Jen, who by day is a special education teacher at Bucksport High School, has a tear in her eye when she talks about one of those horses that needed the help provided at the farm. Pete had belonged to a Maine man who had kept him tied in a concrete stall for two years, she said.

“He was treated very cruelly,” she said.

But after being plied with plenty of love, enough food, rehabilitation and training, the horse was ready to join a new home and was adopted, she said.

“He’s doing well. The girl just adores him,” Jen said. “I still miss him. He’s very special.”

Another horse with a happy ending is Big Mac, whom the Winchesters bought at an auction in New Jersey. If they hadn’t won the bidding, Big Mac would’ve made a final trip on a meat truck, they said. He came to Maine instead, traveling on a trailer to Winterport, where he initially stayed in the farm’s quarantine stall for a couple of weeks.

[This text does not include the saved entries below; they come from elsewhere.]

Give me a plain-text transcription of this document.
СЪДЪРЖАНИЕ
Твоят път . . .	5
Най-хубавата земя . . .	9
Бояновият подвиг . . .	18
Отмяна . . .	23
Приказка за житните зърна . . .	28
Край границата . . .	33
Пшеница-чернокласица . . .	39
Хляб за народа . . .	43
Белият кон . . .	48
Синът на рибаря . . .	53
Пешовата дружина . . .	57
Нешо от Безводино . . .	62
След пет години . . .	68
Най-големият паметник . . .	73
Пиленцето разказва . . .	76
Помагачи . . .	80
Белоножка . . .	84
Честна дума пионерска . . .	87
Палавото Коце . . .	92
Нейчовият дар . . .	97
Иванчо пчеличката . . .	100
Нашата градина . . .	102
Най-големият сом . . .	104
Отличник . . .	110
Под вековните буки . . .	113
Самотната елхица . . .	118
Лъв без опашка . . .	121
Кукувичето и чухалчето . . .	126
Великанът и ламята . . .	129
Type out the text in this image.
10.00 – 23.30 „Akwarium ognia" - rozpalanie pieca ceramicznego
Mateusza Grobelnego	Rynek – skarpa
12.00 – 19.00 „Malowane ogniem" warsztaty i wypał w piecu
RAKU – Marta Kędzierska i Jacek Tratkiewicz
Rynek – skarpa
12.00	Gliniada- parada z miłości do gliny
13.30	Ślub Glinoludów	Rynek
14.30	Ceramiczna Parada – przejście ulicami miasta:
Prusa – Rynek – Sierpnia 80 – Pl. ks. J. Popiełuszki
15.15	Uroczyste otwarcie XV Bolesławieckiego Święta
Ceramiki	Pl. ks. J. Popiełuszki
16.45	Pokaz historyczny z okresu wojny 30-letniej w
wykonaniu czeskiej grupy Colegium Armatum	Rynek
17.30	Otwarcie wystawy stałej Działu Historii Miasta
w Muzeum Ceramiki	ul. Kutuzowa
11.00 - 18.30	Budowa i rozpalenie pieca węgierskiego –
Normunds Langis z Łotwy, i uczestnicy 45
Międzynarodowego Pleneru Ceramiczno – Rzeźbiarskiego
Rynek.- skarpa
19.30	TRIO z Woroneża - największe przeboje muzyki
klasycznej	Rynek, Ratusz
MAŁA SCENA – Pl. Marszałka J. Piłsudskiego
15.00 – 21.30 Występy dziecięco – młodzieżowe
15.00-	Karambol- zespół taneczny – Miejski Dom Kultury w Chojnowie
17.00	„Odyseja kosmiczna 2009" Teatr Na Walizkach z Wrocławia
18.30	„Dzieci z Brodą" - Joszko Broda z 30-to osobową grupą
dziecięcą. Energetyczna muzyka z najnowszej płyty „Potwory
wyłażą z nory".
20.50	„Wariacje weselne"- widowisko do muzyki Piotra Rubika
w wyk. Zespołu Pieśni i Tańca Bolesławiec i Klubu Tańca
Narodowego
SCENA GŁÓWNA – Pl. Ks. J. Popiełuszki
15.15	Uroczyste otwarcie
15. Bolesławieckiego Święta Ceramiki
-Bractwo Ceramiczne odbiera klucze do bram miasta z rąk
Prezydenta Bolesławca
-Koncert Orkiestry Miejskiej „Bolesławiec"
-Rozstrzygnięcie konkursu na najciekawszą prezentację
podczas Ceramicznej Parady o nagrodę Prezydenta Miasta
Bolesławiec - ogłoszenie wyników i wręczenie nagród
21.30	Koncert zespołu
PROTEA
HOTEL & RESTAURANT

His story caught the attention of the Winchesters’ friends — many of whom donated money for his purchase — and so he has his own Facebook page to keep everyone updated about his activities.

Most recently, those activities included his adoption in the early summer by a southern Maine family.

“Bigs went from being a nameless No. 375 in a feedlot full of slaughterbound horses to a brief layover at our rescue to his own new family who will love him,” Jen wrote on the page. “Quite a nice ending … er … beginning, don’t you agree? Good luck, Big Mac. I’ll miss you, big boy!”

Adopting rescue horses isn’t for everybody, she said, describing a long process that involves carefully checking references, a home visit and a visit with the horse to make sure it’s a good match for them, too.

“I think, ‘What does this horse need versus what somebody is looking for?’ We’re pretty fussy,” Jen said. “You do what you can to protect them from having to suffer what they’ve already suffered.”

Her 11-year-old son, Alec Allain, who named one of the rescue horses, summed up the family’s philosophy succinctly:

“The horses are worth more than money,” he said.